The reshaping of boundaries and borders across the camp continues with: another shift in the physical landscape (the green now coming fast through the earth across the wasteland); the ongoing shift in population with people coming and going; the new organic demarcations people are building around their temporary homes (twigs arranged in trellises, coloured fabrics, mattress springs) in contrast to the ever increasing state-built fences around the camp, able to be seen through but intended to stop people’s movement and growth.
Ramadan has started and most people are fasting while some are not; people are getting up later to fit in with the necessary change in mealtimes and the new shape of the day; the camp authorities and our work needs to respond to this shift in the pattern of daily life, in line with residents’ needs.
The map was laid out once again on the large table, and plasticine figures placed onto its surface. There was a tangible sense of trust that we as a team of people that returns each week, are not going to use or misuse information or material that is shared with us – applying to both regular participants and people entering the space for the first time.
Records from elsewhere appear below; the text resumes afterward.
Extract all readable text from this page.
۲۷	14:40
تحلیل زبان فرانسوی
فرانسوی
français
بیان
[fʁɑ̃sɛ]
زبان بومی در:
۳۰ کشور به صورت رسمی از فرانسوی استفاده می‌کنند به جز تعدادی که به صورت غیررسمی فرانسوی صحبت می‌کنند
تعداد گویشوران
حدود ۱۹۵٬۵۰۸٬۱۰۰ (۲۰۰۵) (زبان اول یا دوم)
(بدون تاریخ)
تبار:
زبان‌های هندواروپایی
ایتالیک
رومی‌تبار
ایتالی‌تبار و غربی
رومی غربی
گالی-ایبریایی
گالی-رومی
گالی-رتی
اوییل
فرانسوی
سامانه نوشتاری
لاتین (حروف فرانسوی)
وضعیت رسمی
Photographs from home were shared in the tent by several people on their phones – images of food prepared by a mother, or of beautiful landscapes and cultural objects. A young Bedoon from Kuwait showed us images of a large carpeted tent space he shared with his family at home, in contrast to the tiny tent he now lives in, in the camp, telling us through images how much he has lost in terms of community and a sense of belonging. He explained how he is trying to keep fit so as to have the physical strength to hold onto a lorry’s axel; his plan is to join a Bedoon community in London or Manchester and to cook the food there, learnt from his family.
It’s not for us to corrode people’s identities or to assume we have any right over these, or to make assumptions. By entering into adult conversations about challenging issues that people brought to the table, their own assumptions about us could also be explored.
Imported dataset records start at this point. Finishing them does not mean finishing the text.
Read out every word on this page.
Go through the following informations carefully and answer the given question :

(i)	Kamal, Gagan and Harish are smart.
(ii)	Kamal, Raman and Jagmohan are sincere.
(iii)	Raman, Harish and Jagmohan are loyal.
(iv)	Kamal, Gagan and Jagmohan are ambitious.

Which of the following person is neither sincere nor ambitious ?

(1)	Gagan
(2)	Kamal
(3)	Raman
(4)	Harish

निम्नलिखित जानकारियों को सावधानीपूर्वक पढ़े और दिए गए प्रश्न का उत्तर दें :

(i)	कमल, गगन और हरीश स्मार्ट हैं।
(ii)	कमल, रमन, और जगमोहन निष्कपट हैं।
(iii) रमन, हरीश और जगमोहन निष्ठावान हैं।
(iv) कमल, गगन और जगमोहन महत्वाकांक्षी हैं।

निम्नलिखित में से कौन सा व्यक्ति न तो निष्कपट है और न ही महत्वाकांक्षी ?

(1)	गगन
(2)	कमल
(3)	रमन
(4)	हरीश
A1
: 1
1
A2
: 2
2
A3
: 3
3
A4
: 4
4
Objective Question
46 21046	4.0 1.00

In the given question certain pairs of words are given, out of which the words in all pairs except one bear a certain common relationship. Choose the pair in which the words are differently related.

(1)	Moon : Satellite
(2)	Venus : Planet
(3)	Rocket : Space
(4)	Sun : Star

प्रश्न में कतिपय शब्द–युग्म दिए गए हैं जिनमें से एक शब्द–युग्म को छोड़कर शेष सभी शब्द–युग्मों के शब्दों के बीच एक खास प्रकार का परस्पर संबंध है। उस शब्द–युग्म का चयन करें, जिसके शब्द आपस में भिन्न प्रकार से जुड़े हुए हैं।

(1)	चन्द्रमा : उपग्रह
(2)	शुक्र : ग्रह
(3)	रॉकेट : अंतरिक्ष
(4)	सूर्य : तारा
The kites have now been taken ownership of by the Afghani men; us acting as assistants, holding the tape, following instructions. One of our regular attendees and kite-flyers came into the tent to make a new kite, was able to focus and concentrate, using the tools, leading the design, and confidently taking it outside the tent to fly it. “I’m not a bambino now – I’m fifteen and therefore I too am fasting.” He took the kite away with him at the end of the day so he could fly it above the camp over the weekend.